Answer      There are few things as difficult as dating the survivor of any type of abuse. The unpredictability and uniqueness of each situation is nearly impossible to predict and even when you think you have a handle on it, it can appear once again. It's a tough situation because you have to sacrifice the idea of having the "normal" kind of relationship you've had in the past until your partner reaches the point where they are able to do that with you.

Truthfully, I'm surprised you are even getting erections at all since you're receiving so many negative signals and experiences from your partner. You've lived your whole life with a certain type of partner and a certain type of sexual activity and here you are in a situation unlike any you've been in. You know you don't like it but you feel guilty for feeling that way. That's a lot of pressure for anyone to deal with. There is a certain paradox here in the sense that you are trying to play the role of the strong one but you feel badly about having a sex drive, you feel badly about the relationship, you feel worried for your partner, you feel helpless, and you feel as guilty for trying to enjoy something that hurts her. This isn't a good place for you to be. You need to make some changes here.

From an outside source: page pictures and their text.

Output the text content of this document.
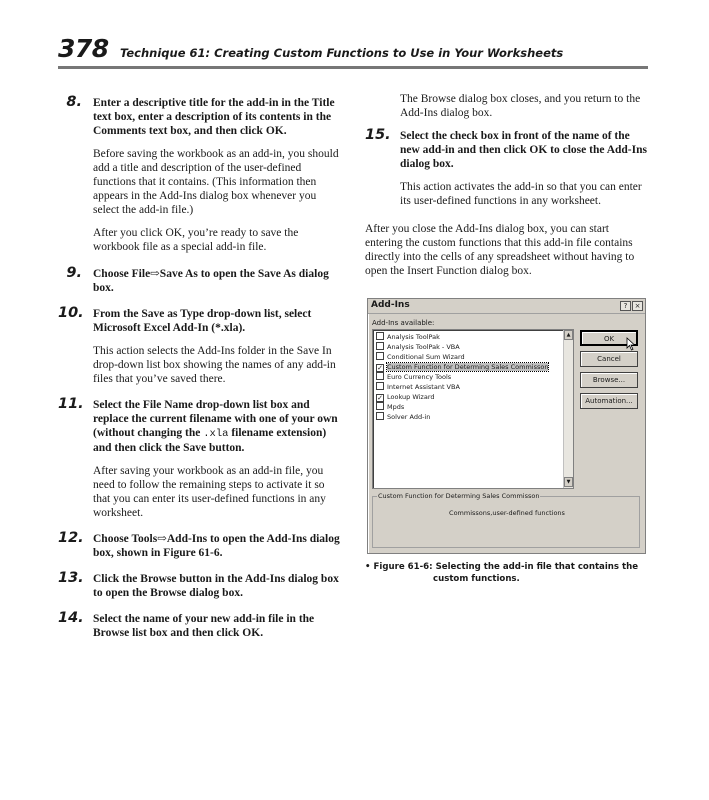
378 Technique 61: Creating Custom Functions to Use in Your Worksheets
8. Enter a descriptive title for the add-in in the Title text box, enter a description of its contents in the Comments text box, and then click OK.
Before saving the workbook as an add-in, you should add a title and description of the user-defined functions that it contains. (This information then appears in the Add-Ins dialog box whenever you select the add-in file.)
After you click OK, you’re ready to save the workbook file as a special add-in file.
9. Choose File⇨Save As to open the Save As dialog box.
10. From the Save as Type drop-down list, select Microsoft Excel Add-In (*.xla).
This action selects the Add-Ins folder in the Save In drop-down list box showing the names of any add-in files that you’ve saved there.
11. Select the File Name drop-down list box and replace the current filename with one of your own (without changing the .xla filename extension) and then click the Save button.
After saving your workbook as an add-in file, you need to follow the remaining steps to activate it so that you can enter its user-defined functions in any worksheet.
12. Choose Tools⇨Add-Ins to open the Add-Ins dialog box, shown in Figure 61-6.
13. Click the Browse button in the Add-Ins dialog box to open the Browse dialog box.
14. Select the name of your new add-in file in the Browse list box and then click OK.
The Browse dialog box closes, and you return to the Add-Ins dialog box.
15. Select the check box in front of the name of the new add-in and then click OK to close the Add-Ins dialog box.
This action activates the add-in so that you can enter its user-defined functions in any worksheet.
After you close the Add-Ins dialog box, you can start entering the custom functions that this add-in file contains directly into the cells of any spreadsheet without having to open the Insert Function dialog box.
Add-Ins	?	×
Add-Ins available:
Analysis ToolPak
Analysis ToolPak - VBA
Conditional Sum Wizard
✓ Custom Function for Determing Sales Commisson
Euro Currency Tools
Internet Assistant VBA
✓ Lookup Wizard
Mpds
Solver Add-in
▲
▼
OK
Cancel
Browse...
Automation...
Custom Function for Determing Sales Commisson
Commissons,user-defined functions
• Figure 61-6: Selecting the add-in file that contains the
custom functions.
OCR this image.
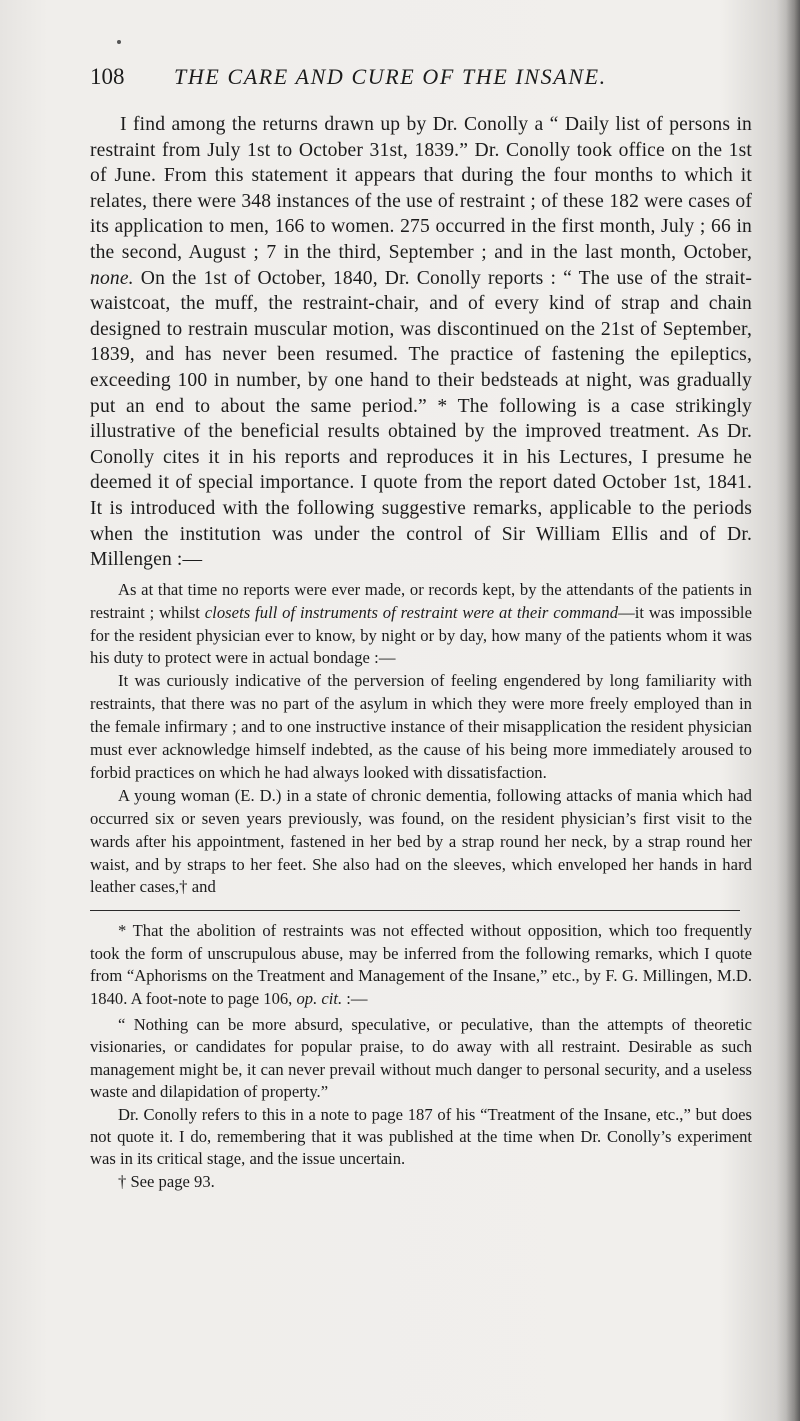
108 THE CARE AND CURE OF THE INSANE.

I find among the returns drawn up by Dr. Conolly a “ Daily list of persons in restraint from July 1st to October 31st, 1839.” Dr. Conolly took office on the 1st of June. From this statement it appears that during the four months to which it relates, there were 348 instances of the use of restraint ; of these 182 were cases of its application to men, 166 to women. 275 occurred in the first month, July ; 66 in the second, August ; 7 in the third, September ; and in the last month, October, none. On the 1st of October, 1840, Dr. Conolly reports : “ The use of the strait-waistcoat, the muff, the restraint-chair, and of every kind of strap and chain designed to restrain muscular motion, was discontinued on the 21st of September, 1839, and has never been resumed. The practice of fastening the epileptics, exceeding 100 in number, by one hand to their bedsteads at night, was gradually put an end to about the same period.” * The following is a case strikingly illustrative of the beneficial results obtained by the improved treatment. As Dr. Conolly cites it in his reports and reproduces it in his Lectures, I presume he deemed it of special importance. I quote from the report dated October 1st, 1841. It is introduced with the following suggestive remarks, applicable to the periods when the institution was under the control of Sir William Ellis and of Dr. Millengen :—

As at that time no reports were ever made, or records kept, by the attendants of the patients in restraint ; whilst closets full of instruments of restraint were at their command—it was impossible for the resident physician ever to know, by night or by day, how many of the patients whom it was his duty to protect were in actual bondage :—

It was curiously indicative of the perversion of feeling engendered by long familiarity with restraints, that there was no part of the asylum in which they were more freely employed than in the female infirmary ; and to one instructive instance of their misapplication the resident physician must ever acknowledge himself indebted, as the cause of his being more immediately aroused to forbid practices on which he had always looked with dissatisfaction.

A young woman (E. D.) in a state of chronic dementia, following attacks of mania which had occurred six or seven years previously, was found, on the resident physician’s first visit to the wards after his appointment, fastened in her bed by a strap round her neck, by a strap round her waist, and by straps to her feet. She also had on the sleeves, which enveloped her hands in hard leather cases,† and

* That the abolition of restraints was not effected without opposition, which too frequently took the form of unscrupulous abuse, may be inferred from the following remarks, which I quote from “Aphorisms on the Treatment and Management of the Insane,” etc., by F. G. Millingen, M.D. 1840. A foot-note to page 106, op. cit. :—

“ Nothing can be more absurd, speculative, or peculative, than the attempts of theoretic visionaries, or candidates for popular praise, to do away with all restraint. Desirable as such management might be, it can never prevail without much danger to personal security, and a useless waste and dilapidation of property.”

Dr. Conolly refers to this in a note to page 187 of his “Treatment of the Insane, etc.,” but does not quote it. I do, remembering that it was published at the time when Dr. Conolly’s experiment was in its critical stage, and the issue uncertain.

† See page 93.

First, you have to make sure her medications and therapy are correct and working for her. If it's been decided that medication is a route she wants to follow, then make sure all medications have been discussed and the both of you are aware of all the options you have with them. Secondly, and perhaps more importantly, she needs to be seeing the right therapist. Many therapists are not sure how to treat these issues. What are their goals? Is your partner fully expressing how she feels in their sessions? Would the two of them be open to you attending a few sessions to understand the dynamic and express concerns you may have?

Secondly, you may want to get some help for yourself. If counseling isn't for you, seek out or start a support group. Unfortunately, this sort of thing is more common than one would think and there are many people in similar situations to yours. If you're not comfortable attending a support group alone, bring along someone else in her life that has been affected by her past.

It's not selfish for you to feel worried by this; your happiness is naturally important to you. If she's not ready, can't visualize a healthy sex life somewhere in her future, and every part of this situation isn't working just right, you're likely fighting an uphill battle that you'll never win. It will not be easy, but if your partner is truly ready to work on sexuality becoming a positive thing in her life, you can succeed.